"Once you accept the existence of God...then you are caught forever with His presence at the center of all things. You are also caught with the fact that man is a creature who walks in two worlds and traces upon the wall of his cave the wonders and the nightmare experiences of his spiritual pilgrimage."
-Morris West, The Clowns of God
The moments you are missing here, you will never get to experience. Owen learning to walk, Cecily watching movies in your bed for a sleepover, Spring ballet recital, Wayne's first prom, Colin's graduation, Lucy's birth, Holidays, Birthdays, and down the road all the weddings, babies, graduations, etc...you will never get to be here for those things. Sure, where you are at, they don't matter one bit, but here they matter. As Dorothy stood up at the front of church to receive her final piece of "armor" from Holy Order of the Lion, I couldn't help but cry as she was the one up there without her dad. You should have been up there...you should have witnessed her moment...yet you are gone. Never to see that moment. As Colin sang his graduation songs and received his diploma from Ms. Tracy I held back tears. Taking pictures, video taping it, none of that matters because you won't see it. Father's Day is approaching and to be honest, I wish it didn't exist. Mother's Day and Father's Day are just a painful reminder to those that have lost a parent that they don't have them here. No card to buy, no gift to buy, no being able to tell you how much you mean to me and to the kids. It just sucks! Emails, mailers, commercials, all telling me what to buy my dad...and all I get to do is go visit your grave and leave a note you will never read, and flowers you will never see.
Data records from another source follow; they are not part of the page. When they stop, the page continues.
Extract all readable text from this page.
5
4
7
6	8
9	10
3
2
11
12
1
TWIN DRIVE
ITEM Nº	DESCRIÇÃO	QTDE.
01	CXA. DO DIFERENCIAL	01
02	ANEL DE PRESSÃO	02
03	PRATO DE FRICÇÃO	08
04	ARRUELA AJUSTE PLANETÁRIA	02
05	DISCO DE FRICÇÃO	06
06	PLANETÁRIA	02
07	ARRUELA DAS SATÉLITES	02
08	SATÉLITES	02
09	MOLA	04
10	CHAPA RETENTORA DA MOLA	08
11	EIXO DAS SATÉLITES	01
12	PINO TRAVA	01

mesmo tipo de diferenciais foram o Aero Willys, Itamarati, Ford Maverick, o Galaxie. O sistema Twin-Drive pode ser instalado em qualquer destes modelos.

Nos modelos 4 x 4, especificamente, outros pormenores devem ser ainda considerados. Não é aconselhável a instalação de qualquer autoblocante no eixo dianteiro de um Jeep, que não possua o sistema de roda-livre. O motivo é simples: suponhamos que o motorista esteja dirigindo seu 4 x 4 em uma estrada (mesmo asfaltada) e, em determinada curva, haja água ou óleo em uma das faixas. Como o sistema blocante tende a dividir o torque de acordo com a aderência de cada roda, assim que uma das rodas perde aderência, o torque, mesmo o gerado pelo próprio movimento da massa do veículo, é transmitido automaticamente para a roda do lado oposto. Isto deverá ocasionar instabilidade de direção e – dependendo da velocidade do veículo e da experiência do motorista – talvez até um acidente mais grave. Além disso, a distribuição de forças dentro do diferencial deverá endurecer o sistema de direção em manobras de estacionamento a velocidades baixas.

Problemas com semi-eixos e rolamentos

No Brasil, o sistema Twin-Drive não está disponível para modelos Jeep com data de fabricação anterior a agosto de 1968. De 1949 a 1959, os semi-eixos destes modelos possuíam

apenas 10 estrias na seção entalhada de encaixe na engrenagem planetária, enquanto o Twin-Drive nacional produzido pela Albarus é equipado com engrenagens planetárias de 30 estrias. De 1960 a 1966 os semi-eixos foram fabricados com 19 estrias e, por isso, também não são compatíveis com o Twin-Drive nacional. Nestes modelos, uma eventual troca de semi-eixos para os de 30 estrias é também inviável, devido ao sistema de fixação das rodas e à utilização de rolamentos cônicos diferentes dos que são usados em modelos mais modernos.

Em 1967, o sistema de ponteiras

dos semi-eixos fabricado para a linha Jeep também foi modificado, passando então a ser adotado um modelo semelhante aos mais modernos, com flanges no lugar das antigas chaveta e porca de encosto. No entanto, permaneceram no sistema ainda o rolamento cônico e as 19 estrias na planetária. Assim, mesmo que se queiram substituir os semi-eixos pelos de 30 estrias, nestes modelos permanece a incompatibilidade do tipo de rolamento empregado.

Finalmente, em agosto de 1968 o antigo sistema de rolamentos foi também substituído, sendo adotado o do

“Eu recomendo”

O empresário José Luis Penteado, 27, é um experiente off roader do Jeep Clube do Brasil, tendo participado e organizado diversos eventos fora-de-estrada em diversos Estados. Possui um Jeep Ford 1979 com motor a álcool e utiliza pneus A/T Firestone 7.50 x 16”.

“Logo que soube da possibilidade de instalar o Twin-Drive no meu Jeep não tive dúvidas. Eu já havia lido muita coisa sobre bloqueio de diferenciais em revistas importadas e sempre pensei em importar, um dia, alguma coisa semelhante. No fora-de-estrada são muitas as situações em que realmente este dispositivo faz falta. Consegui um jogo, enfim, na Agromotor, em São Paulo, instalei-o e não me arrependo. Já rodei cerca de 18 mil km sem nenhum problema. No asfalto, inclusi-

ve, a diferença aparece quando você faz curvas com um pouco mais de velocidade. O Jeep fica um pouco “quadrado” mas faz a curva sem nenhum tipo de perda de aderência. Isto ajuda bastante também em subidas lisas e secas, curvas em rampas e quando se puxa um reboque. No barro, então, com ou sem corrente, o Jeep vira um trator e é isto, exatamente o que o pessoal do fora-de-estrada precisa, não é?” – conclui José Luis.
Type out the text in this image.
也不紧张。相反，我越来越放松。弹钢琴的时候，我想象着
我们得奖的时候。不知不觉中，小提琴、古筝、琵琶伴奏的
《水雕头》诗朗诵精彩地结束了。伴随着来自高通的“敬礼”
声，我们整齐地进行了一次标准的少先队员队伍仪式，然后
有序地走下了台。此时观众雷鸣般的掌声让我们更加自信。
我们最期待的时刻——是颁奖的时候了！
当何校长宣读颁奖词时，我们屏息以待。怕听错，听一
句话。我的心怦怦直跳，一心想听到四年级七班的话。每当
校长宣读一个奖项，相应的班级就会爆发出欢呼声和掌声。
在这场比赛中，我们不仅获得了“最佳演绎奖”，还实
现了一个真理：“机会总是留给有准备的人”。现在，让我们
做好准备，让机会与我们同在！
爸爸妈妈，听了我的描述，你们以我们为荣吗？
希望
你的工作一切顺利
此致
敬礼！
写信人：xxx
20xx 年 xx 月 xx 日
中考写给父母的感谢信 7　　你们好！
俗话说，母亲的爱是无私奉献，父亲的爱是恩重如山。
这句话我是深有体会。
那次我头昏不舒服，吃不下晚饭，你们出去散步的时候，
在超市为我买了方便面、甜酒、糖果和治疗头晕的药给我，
"Then Job replied: "If only my anguish could be weighed and all my misery be placed on the scales! It would surely outweigh the sand of the seas." Job 6:1-3
I was given a book last year that I've read many times and each time different things stand out and give me comfort. While reading it tonight the part that stood out was
"God understands that even though we may have buried a loved one, we cannot bury our feelings. We need time to vent-invent ways of coping with the loss in our lives. God records in His Word that people in Biblical days were in no hurry to grieve, neither should you."
So many times I feel like I should be "over it" but yet it comes creeping back in and overwhelms me all over again. Memorial Day last year was the last time you ate at the table with us, and really the last meal you ate. It was so incredibly difficult for you to do, the pain of sitting up was immense and evident all over your face, but you persevered and sat with us, ate ribs, and tried to talk though it was strained. I will never forget that...in fact while taking a shower tonight and reflecting on the events of the night, that exact memory came rushing in and I couldn't hold back the tears. Tonight was so different, many changes have taken place over the last year, and I found it hard to catch up in my mind. I don't do well with change and this last year has been nothing but HUGE changes. I am grateful for 1 thing: My God does not change-He is the same yesterday, today, and forever! And for this grieving heart those words are so precious!
I have so much more to say and to fill you in on, but for now, this is all I can muster up.
I love you and miss you painfully bad!
Your Favorite Second Born,
Carley
The last Memorial Day you celebrated with us...a bittersweet memory.